Jonny Greenwood’s score opens as classically British, then morphs into an unnerving symphony. The score follows a similar style. Jackie cinematographer Claire Mathon (Atlantics, Portrait of a Lady On Fire) captures Diana with intrusive close-ups, her lens peering over the princess’ heart-rending facial expressions. Mathon also takes great interest in the disturbingly manicured features of the estate: the uniform garden, the exacting movements by the austere servants, and the meticulously prepared food and clothes, which contrast with Diana’s freefall. Meanwhile, the costume work by the legendary Jacqueline Durran covers a greatest-hits of Diana’s best-known outfits, with an evocative array of fashions that often speaks toward her mental state.
Photo by Neon
But Stewart’s absolutely outstanding performance is what pulls together Diana’s lore and Larraín’s conception of her, creating a fleshed-out version of the princess that isn’t reliant on broad or showy instincts. Stewart folds in her body to actualize Diana’s nervousness, tips her head in a familiar way, and gets the princess’ voice pitch-perfect. Her performance is largely down to her eyes. Stewart’s eyes swing like switchblades through the grass. Each glance takes another victim. Depending on the circumstance, Stewart’s eyes can display either forlornness (or shyness) depending on what is happening. It’s her eyes that jump her over the line of performance to a totally lived-in aura. There’s never a moment where it’s Kristen Stewart as Diana. She is Diana.

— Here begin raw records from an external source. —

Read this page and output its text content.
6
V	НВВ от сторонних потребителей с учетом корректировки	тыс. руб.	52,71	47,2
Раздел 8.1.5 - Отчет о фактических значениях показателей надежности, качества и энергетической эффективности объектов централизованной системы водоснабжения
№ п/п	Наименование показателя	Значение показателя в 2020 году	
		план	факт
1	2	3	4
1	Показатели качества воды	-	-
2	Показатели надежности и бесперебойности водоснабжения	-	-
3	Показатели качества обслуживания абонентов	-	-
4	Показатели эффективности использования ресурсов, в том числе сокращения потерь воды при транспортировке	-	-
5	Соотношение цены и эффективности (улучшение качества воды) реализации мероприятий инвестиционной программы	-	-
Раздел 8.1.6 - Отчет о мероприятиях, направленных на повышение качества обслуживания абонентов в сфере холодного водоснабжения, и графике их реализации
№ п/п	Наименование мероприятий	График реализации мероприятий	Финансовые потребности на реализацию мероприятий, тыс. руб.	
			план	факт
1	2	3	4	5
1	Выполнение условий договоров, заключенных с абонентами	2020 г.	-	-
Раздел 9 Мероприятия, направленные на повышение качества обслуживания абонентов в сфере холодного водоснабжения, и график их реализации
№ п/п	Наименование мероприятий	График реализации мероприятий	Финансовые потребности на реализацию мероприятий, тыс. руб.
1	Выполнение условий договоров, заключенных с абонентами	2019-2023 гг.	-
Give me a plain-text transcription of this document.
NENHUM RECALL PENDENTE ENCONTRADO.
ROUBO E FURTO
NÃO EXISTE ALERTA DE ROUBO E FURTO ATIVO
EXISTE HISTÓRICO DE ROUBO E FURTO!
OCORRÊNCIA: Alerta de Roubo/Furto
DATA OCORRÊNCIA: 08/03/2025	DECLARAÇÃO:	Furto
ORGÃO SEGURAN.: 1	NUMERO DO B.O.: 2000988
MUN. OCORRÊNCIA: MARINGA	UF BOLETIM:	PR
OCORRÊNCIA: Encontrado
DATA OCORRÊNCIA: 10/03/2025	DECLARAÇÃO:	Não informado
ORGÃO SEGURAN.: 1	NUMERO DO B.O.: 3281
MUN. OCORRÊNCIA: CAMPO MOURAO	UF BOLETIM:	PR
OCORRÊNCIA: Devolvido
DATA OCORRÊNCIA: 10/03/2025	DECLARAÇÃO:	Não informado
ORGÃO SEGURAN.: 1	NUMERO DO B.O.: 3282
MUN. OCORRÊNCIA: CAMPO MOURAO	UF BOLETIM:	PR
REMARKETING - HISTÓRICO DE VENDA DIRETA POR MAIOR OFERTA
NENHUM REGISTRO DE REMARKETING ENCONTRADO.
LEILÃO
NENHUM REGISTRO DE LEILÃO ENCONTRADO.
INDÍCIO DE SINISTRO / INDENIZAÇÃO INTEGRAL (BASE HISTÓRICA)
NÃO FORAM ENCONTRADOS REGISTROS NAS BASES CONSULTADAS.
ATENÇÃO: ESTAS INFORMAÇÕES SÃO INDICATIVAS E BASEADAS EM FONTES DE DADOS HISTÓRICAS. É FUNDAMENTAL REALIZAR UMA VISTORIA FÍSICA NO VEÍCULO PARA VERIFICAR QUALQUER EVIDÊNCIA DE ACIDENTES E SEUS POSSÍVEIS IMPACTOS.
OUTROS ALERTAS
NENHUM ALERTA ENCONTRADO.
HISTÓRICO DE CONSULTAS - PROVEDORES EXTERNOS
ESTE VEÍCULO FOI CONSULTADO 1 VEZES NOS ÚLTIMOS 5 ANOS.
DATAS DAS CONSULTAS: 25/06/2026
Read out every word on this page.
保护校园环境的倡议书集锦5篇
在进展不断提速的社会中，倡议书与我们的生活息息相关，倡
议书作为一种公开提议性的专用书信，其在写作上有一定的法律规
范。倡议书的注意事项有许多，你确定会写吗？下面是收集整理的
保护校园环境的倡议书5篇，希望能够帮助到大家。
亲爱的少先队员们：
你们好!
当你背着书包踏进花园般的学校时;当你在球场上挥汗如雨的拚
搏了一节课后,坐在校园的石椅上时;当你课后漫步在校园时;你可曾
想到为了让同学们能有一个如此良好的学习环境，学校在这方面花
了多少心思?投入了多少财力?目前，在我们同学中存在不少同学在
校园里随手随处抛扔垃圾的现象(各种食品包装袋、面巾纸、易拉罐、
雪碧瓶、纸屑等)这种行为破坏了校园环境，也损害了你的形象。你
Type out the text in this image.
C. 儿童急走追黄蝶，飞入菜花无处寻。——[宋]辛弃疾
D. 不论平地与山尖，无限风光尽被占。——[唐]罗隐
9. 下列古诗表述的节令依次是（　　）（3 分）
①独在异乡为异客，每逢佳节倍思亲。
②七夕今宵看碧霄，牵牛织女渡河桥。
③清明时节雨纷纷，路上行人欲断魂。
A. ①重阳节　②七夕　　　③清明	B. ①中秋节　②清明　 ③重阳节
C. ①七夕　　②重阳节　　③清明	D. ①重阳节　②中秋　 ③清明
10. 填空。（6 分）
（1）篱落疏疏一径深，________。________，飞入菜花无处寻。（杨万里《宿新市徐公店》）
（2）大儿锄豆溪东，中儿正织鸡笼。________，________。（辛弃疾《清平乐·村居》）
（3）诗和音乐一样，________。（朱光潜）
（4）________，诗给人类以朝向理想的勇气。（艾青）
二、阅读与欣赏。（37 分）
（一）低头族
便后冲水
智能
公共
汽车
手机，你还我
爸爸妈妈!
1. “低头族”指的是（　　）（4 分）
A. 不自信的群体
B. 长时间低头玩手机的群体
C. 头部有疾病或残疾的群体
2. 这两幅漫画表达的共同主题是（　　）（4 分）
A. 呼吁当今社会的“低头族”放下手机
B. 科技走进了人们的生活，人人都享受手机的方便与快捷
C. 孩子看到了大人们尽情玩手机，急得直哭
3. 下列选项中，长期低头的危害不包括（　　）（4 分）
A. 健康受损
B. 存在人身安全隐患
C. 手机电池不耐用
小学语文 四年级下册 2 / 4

Two climaxes are featured in this film. The first is Diana’s return to her childhood house. She’s frantic and hallucinating, and Mathon’s camera closes even more perilously into her. Here is the place. Jackie editor Sebastián Sepúlveda shines, providing a vivid and haunting montage of her life leading up to the moment. This climax changes the tone of the film, turning it from gloomy to joyful. Considering the gloominess of the film, and how deep into despair it descends, the quick upshot toward revelry should feel maudlin, almost like Larraín is cheating against history. Because the director is aware that Diana wants a happy ending, it works.
In that sense, Larraín’s Spencer, an inspired portrait of the princess’ life that’s more concerned with finding new truths in her public and private persona than following the familiar beats of her life, isn’t the classic biopic audiences are used to watching. It is, however, the film Diana deserves.
SpencerAmerican theatres will welcome them on November 5, 2021.